Washington Post - Chris Mooney
The Paris Agreement is expected to come into force within the next few months. The Post's Chris Mooney explains where we go from here. (Daron Taylor/The Washington Post)
The entire globe is moving fast to stop climate change. The Paris
climate agreement enters into legal force on Friday, and then shortly
afterwards comes a first global meeting to start implementing it in
Marrakech, Morocco. (Yes, there’s also a U.S. election in there
somewhere that could, er, complicate things.)
But this flurry of activity nonetheless faces a grim mathematical reality, a new report from
the United Nations Environment Programme finds. In essence, while the
Paris agreement sets extremely ambitious temperature goals — holding the
world’s warming to “well below” 2 degrees Celsius above pre-industrial
levels, and striving for a 1.5 degree limit — current policies and
promises alone have little chance of attaining them.
Moreover,
because of the unforgiving nature of carbon math — once you emit a ton
of carbon dioxide, you can’t get it back, and it accumulates steadily in
the atmosphere — there is exceedingly little time to change course and
increase ambitions.
“It’s just too little, and it’s not happening
quickly enough,” said Jacqueline McGlade, UNEP’s chief scientist. “If
we don’t see emissions peaking by 2020, then the chances of getting to
1.5 degrees is vanishingly small.”
Such is the upshot of UNEP’s latest installment of its “emissions gap” report, perhaps the definitive study of how much the world is currently emitting, and how much it can emit to remain on course to meet its goals. The difference between the two comprises the gap.
Here are the details (warning, this stuff gets complicated quickly).
Right
now, due to causes ranging from deforestation to transportation, the
world is emitting about 52.7 billion tons, or gigatons, of carbon
dioxide equivalents per year as of 2014. That’s mostly just plain carbon
dioxide, but it also includes emissions of methane, nitrous oxide, and
other greenhouse gases that are converted into units comparable to
carbon dioxide. If you leave those out, the pure carbon dioxide
emissions are about 36 billion tons per year.
However, to hold
global warming below 2 degrees (at least with good odds), the world can
emit no more than 1,000 gigatons of carbon dioxide from the year 2011
onwards — the famous carbon budget. And given that it’s 2016 already,
that number has already shrunken a good bit, by about 150 gigatons.

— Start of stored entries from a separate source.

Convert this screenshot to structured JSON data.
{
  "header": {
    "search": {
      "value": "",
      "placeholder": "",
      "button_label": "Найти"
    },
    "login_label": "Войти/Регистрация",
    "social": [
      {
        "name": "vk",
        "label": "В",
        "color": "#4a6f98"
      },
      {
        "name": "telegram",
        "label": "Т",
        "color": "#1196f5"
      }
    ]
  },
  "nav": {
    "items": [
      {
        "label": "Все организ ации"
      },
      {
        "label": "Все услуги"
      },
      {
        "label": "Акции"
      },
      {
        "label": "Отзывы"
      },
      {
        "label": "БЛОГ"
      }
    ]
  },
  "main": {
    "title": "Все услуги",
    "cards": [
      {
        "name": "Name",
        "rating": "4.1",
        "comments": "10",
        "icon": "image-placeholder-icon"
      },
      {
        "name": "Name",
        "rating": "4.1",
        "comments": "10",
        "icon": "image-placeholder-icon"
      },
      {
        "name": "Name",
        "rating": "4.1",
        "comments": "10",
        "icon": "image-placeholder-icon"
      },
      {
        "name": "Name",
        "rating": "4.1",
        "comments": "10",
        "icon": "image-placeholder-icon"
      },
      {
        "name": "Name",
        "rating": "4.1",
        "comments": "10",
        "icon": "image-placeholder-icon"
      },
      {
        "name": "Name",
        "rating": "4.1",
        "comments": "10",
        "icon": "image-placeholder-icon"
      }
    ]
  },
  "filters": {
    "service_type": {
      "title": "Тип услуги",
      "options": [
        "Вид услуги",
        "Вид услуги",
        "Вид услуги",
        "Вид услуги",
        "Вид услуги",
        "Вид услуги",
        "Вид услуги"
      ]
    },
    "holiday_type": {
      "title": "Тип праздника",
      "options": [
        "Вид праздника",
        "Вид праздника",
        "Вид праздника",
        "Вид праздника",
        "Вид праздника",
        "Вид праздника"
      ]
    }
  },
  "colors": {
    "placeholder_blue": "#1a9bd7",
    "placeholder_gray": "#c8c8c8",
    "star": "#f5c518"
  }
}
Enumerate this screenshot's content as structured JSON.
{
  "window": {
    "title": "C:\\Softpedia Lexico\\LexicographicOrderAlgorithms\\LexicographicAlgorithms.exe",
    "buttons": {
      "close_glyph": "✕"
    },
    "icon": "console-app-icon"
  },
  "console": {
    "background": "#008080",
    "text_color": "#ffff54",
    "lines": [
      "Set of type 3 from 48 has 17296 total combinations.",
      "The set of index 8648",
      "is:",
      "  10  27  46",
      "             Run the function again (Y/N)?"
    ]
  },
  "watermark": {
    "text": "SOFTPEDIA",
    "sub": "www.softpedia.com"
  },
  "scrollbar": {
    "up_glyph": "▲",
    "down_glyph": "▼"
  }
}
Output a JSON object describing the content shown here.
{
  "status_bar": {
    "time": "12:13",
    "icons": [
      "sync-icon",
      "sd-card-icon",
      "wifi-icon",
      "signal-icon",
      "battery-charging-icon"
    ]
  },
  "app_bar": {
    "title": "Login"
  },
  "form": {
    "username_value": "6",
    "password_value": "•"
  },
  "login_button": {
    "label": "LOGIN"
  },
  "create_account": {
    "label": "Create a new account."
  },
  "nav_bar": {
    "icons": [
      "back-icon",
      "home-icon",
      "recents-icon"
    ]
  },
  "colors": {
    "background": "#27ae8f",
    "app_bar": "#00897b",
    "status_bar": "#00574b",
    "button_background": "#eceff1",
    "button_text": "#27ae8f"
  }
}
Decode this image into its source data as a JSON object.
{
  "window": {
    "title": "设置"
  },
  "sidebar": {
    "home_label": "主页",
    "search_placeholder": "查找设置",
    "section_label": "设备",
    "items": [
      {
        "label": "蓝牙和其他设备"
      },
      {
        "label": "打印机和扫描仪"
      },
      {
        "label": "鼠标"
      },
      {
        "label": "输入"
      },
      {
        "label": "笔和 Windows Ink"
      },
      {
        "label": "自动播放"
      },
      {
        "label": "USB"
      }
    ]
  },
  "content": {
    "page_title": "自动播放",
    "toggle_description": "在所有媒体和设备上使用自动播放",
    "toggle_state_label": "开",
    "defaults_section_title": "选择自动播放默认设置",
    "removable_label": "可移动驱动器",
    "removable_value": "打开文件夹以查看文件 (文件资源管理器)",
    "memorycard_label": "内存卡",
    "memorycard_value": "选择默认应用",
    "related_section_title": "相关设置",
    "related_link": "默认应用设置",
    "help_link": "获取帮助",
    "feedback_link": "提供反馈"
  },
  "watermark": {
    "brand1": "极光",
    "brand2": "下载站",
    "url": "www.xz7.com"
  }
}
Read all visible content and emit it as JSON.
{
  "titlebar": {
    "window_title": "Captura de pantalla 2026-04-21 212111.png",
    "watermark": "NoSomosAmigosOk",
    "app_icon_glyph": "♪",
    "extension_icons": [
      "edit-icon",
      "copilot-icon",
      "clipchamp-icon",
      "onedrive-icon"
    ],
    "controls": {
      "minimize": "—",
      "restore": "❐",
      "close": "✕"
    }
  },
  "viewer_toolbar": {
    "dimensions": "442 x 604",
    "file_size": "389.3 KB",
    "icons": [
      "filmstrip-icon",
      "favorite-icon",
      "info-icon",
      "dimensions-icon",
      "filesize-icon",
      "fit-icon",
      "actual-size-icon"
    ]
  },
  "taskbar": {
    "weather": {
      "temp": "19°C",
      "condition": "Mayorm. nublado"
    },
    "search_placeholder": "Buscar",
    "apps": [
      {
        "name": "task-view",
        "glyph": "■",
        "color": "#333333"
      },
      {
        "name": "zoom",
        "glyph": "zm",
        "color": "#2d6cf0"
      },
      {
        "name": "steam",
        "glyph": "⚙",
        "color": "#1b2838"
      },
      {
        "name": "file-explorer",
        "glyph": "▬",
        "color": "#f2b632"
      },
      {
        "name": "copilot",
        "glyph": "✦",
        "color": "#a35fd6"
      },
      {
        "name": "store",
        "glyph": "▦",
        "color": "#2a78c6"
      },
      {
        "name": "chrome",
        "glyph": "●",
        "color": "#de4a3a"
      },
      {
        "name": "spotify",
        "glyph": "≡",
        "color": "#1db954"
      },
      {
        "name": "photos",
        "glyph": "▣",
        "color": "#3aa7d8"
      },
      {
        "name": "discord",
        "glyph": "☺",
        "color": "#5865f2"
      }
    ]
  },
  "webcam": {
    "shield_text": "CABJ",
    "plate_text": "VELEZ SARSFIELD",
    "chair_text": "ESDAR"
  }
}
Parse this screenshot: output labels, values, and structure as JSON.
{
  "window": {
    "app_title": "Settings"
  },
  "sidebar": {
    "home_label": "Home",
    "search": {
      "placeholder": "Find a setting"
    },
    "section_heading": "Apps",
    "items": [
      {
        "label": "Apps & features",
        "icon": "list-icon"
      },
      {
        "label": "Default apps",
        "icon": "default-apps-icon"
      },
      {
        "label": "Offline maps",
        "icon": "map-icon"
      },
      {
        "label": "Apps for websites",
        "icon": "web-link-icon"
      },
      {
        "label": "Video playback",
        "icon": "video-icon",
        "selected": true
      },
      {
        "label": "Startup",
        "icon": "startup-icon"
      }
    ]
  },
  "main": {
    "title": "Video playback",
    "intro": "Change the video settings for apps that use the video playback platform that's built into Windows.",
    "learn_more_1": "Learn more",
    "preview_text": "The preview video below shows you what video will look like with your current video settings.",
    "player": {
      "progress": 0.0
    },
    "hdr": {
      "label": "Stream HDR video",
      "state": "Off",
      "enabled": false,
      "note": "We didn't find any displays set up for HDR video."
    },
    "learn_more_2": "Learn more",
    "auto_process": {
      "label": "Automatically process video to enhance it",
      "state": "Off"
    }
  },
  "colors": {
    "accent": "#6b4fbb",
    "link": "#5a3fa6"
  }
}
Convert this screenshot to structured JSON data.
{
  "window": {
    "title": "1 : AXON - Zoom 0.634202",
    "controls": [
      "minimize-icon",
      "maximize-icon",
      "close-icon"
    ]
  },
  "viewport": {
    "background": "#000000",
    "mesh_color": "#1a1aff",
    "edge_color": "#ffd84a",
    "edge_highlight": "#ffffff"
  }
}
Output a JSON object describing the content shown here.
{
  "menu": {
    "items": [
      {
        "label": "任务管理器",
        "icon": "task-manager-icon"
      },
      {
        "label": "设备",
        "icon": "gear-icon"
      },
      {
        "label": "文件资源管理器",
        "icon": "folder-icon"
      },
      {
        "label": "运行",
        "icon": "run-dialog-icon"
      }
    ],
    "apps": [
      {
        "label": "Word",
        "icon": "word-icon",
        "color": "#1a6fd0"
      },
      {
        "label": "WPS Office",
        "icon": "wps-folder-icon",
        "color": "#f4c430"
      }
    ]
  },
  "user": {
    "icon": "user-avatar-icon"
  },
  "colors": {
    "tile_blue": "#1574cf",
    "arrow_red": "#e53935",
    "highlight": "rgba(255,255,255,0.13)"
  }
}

And
of course, the carbon budget is even narrower to hold warming to 1.5
degrees Celsius.
This
is the logic behind the inescapable emissions “gap”: If we want to hold
global warming to 1.5 C, we need to be emitting only 38.8 gigatons of
carbon dioxide equivalents by the year 2030. For 2 degrees C, there’s
only slightly more leeway — 41.8 gigatons.
The promises countries
have made under the Paris agreement don’t remotely get there — at best,
they’d have us at about 53.4 billion tons in 2030. The emissions gap is
therefore between 12 and 14 gigatons per year if you want to keep the
planet at 2 degrees, and between 15 and 17 gigatons per year for 1.5
degrees, says UNEP.
“When you think that one gigaton is the
equivalent of taking all European vehicles off the road for one year,
and the gap is between 12 and 14 gigatons, you see what the scale of the
problem is,” explains McGlade.
Thus, we’re way off course with
very little time to turn things around. The world’s current promises,
says UNEP, would allow the planet to warm by about 3 degrees C above
pre-industrial levels.
And by the way: even these numbers
for keeping warming below 1.5 or 2 degrees tend to assume something
that many scientists think is dubious. They tend to rely on the
assumption that we’ll bust through our carbon budgets but somehow get a
second chance later in the century, once we create technologies that can
somehow withdraw carbon dioxide out of the air again. These scenarios
often have the world removing net amounts carbon dioxide from the
atmosphere after 2050, rather than putting more there. It’s far from
clear that will actually happen, at least at the scale that would be
required.
Granted,
McGlade underscores that this doesn’t mean there is no hope — it just
means that the world has to do massively more, and it has to do it
quickly. Every year, we bank more carbon emissions in the atmosphere.
Every year we fail to bend the curve sharply downwards, it becomes that
much harder to get on the right course.
This is why, McGlade
asserts, emissions have to peak and start to decline by 2020 — just four
short years from now — or else the 1.5 degree target could be gone.
The
Marrakech meeting beginning next week won’t be the place to raise
global ambitions under the Paris process — at the earliest, it appears
that may happen in 2018. But McGlade says in the meantime, there are
other actions that can shrink the emissions gap, including moves by
sub-national players like major corporations, cities, and large scale
land users in the agricultural and forestry sectors. Precious gigatons
can be won back in this way, potentially narrowing the gap.
“Cities don’t have to wait, companies don’t have to wait, society doesn’t have to wait,” says McGlade.